The next step in the healing process is perhaps the most difficult: we make a decision to act on the information we are acquiring about ourselves and our partners and become our
partners’ healers. We go against our instinct to focus on our own needs and make a conscious choice to focus on theirs. To do this, we must conquer our fear of change. As we respond to our partners’ needs, we are surprised to discover that, in healing our partners, we are slowly reclaiming parts of our own lost selves. We are integrating parts of our being that were cut off in childhood. We find ourselves regaining our capacity to think and to feel, to be sexually and spiritually alive, and to express ourselves in creative ways.
As we reflect on all that we are learning, we see that the painful moments in life are in reality opportunities for growth. Instead of blocking the pain, we ask ourselves: “What truth is trying to emerge at this moment? What primal feelings are hiding beneath these feelings of sadness, anxiety, and frustration?” We learn that the underlying feelings are pain and rage and the fear of death, and that these feelings are common to us all. Finally, we find a safe and growth-producing way to express these powerful emotions and no longer allow them to jeopardize our relationships.
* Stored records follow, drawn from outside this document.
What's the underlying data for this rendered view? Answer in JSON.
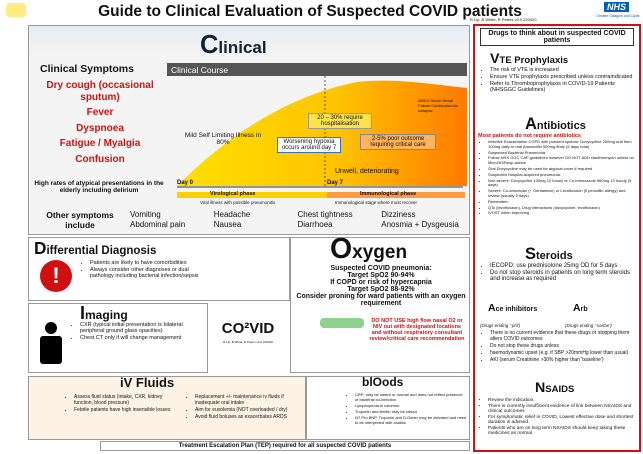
{
  "header": {
    "title": "Guide to Clinical Evaluation of Suspected COVID patients",
    "authors": "R Lip, B White, R Peters v3.0 220420",
    "logo": "NHS",
    "logo_sub": "Greater Glasgow and Clyde"
  },
  "clinical": {
    "heading": "Clinical",
    "symptoms_title": "Clinical Symptoms",
    "symptoms": [
      "Dry cough (occasional sputum)",
      "Fever",
      "Dyspnoea",
      "Fatigue / Myalgia",
      "Confusion"
    ],
    "note": "High rates of atypical presentations in the elderly including delirium",
    "course_title": "Clinical Course",
    "mild": "Mild Self Limiting Illness in 80%",
    "hypoxia": "Worsening hypoxia occurs around day 7",
    "hospital": "20 – 30% require hospitalisation",
    "critical": "2-5% poor outcome requiring critical care",
    "complications": "ARDS Shock Renal Failure Cardiovascular collapse",
    "unwell": "Unwell, deteriorating",
    "day0": "Day 0",
    "day7": "Day 7",
    "virological": "Virological phase",
    "immunological": "Immunological phase",
    "virological_note": "Viral illness with possible pneumonitis",
    "immunological_note": "Immunological stage where most recover",
    "other_title": "Other symptoms include",
    "other": [
      "Vomiting",
      "Abdominal pain",
      "Headache",
      "Nausea",
      "Chest tightness",
      "Diarrhoea",
      "Dizziness",
      "Anosmia + Dysgeusia"
    ]
  },
  "differential": {
    "title": "Differential Diagnosis",
    "items": [
      "Patients are likely to have comorbidities",
      "Always consider other diagnoses or dual pathology including bacterial infection/sepsis"
    ]
  },
  "imaging": {
    "title": "Imaging",
    "items": [
      "CXR (typical initial presentation is bilateral peripheral ground glass opacities)",
      "Chest CT only if will change management"
    ]
  },
  "covid": "CO²VID",
  "oxygen": {
    "title": "Oxygen",
    "lines": [
      "Suspected COVID pneumonia:",
      "Target SpO2 90-94%",
      "If COPD or risk of hypercapnia",
      "Target SpO2 88-92%",
      "Consider proning for ward patients with an oxygen requirement"
    ],
    "warning": "DO NOT USE high flow nasal O2 or NIV out with designated locations and without respiratory consultant review/critical care recommendation"
  },
  "fluids": {
    "title": "iV Fluids",
    "left": [
      "Assess fluid status (intake, CXR, kidney function, blood pressure)",
      "Febrile patients have high insensible losses"
    ],
    "right": [
      "Replacement +/- maintenance iv fluids if inadequate oral intake",
      "Aim for euvolemia (NOT overloaded / dry)",
      "Avoid fluid boluses as exacerbates ARDS"
    ]
  },
  "bloods": {
    "title": "blOods",
    "items": [
      "CRP: may be raised or normal and does not reflect presence of bacterial co-infection",
      "Lymphopenia is common",
      "Troponin and ferritin may be raised",
      "NT Pro BNP, Troponin and D-Dimer may be elevated and need to be interpreted with caution"
    ]
  },
  "footer": "Treatment Escalation Plan (TEP) required for all suspected COVID patients",
  "drugs": {
    "heading": "Drugs to think about in suspected COVID patients",
    "vte": {
      "title": "VTE Prophylaxis",
      "items": [
        "The risk of VTE is increased",
        "Ensure VTE prophylaxis prescribed unless contraindicated",
        "Refer to Thromboprophylaxis in COVID-19 Patients (NHSGGC Guidelines)"
      ]
    },
    "antibiotics": {
      "title": "Antibiotics",
      "subtitle": "Most patients do not require antibiotics",
      "items": [
        "Infective Exacerbation COPD with purulent sputum: Doxycycline 200mg oral then 100mg daily or oral Amoxicillin 500mg 8hrly (5 days total)",
        "Suspected Bacterial Pneumonia:",
        "Follow NHS GGC CAP guidelines however DO NOT ADD clarithromycin unless on Micro/ID/Resp advice",
        "Oral Doxycycline may be used for atypical cover if required",
        "Suspected Hospital acquired pneumonia:",
        "Non-severe: Doxycycline 100mg 12 hourly or Co-trimoxazole 960mg 12 hourly (5 days)",
        "Severe: Co-amoxiclav (+ Gentamicin) or Levofloxacin (if penicillin allergy) and review (usually 5 days)",
        "Remember:",
        "QTc (levofloxacin), Drug interactions (doxycycline, levofloxacin)",
        "IVOST when improving"
      ]
    },
    "steroids": {
      "title": "Steroids",
      "items": [
        "IECOPD: use prednisolone 25mg OD for 5 days",
        "Do not stop steroids in patients on long term steroids and increase as required"
      ]
    },
    "ace": {
      "title": "Ace inhibitors",
      "title2": "Arb",
      "sub": "(Drugs ending '-pril')",
      "sub2": "(Drugs ending '-sartan')",
      "items": [
        "There is no current evidence that these drugs or stopping them alters COVID outcomes",
        "Do not stop these drugs unless",
        "haemodynamic upset (e.g. if SBP >20mmHg lower than usual)",
        "AKI (serum Creatinine >30% higher than 'baseline')"
      ]
    },
    "nsaids": {
      "title": "NSAIDS",
      "items": [
        "Review the indication.",
        "There is currently insufficient evidence of link between NSAIDS and clinical outcomes",
        "For symptomatic relief in COVID, Lowest effective dose and shortest duration is advised.",
        "Patients who are on long term NSAIDS should keep taking these medicines as normal"
      ]
    }
  }
}
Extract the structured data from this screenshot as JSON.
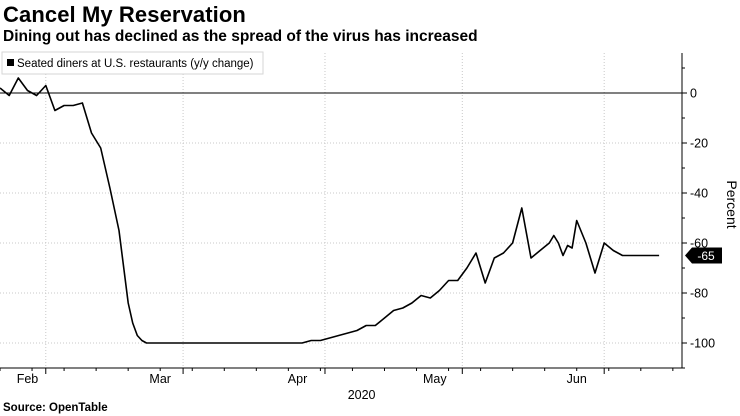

One by one, the elements of our partnership that were once unconscious—the fears, the anger, the childhood needs, the archaic pain—are brought to the surface, first to find acceptance, then, ultimately, to be resolved. As our wounds heal and as more hidden parts of ourselves come into our awareness, we have a new sense of our inherent unity and wholeness.
1
 
CREATING AN INTIMATE love relationship is a spiritual path, but it is not necessarily an exalted path. For the most part, it is a very practical, day-by-day sort of struggle. To give this process greater reality, I want to share with you the story of two couples.
There are obvious differences between these two couples. The first couple, Anne and Greg Martin, are in their forties. They have been married for only five years. Both of them have been married before and have children from their previous
relationships. Both of them have full-time careers. The Martins learned about Imago Relationship Therapy early in their relationship and managed to resolve their major conflicts in just three years. Kenneth and Grace Brentano are in their mid-sixties and have been married for thirty-five years. They have four grown children. Kenneth provides most of their income, and Grace is primarily a homemaker. Kenneth and Grace struggled for thirty years before achieving a satisfying relationship. Much of this they did on their own before becoming acquainted with my ideas.
What these couples have in common, however, is more significant than their differences. Both the Martins and the Brentanos have managed to create an intimate love relationship that satisfies each individual’s need for healing and wholeness—a relationship that makes each individual feel safe and vital and loved.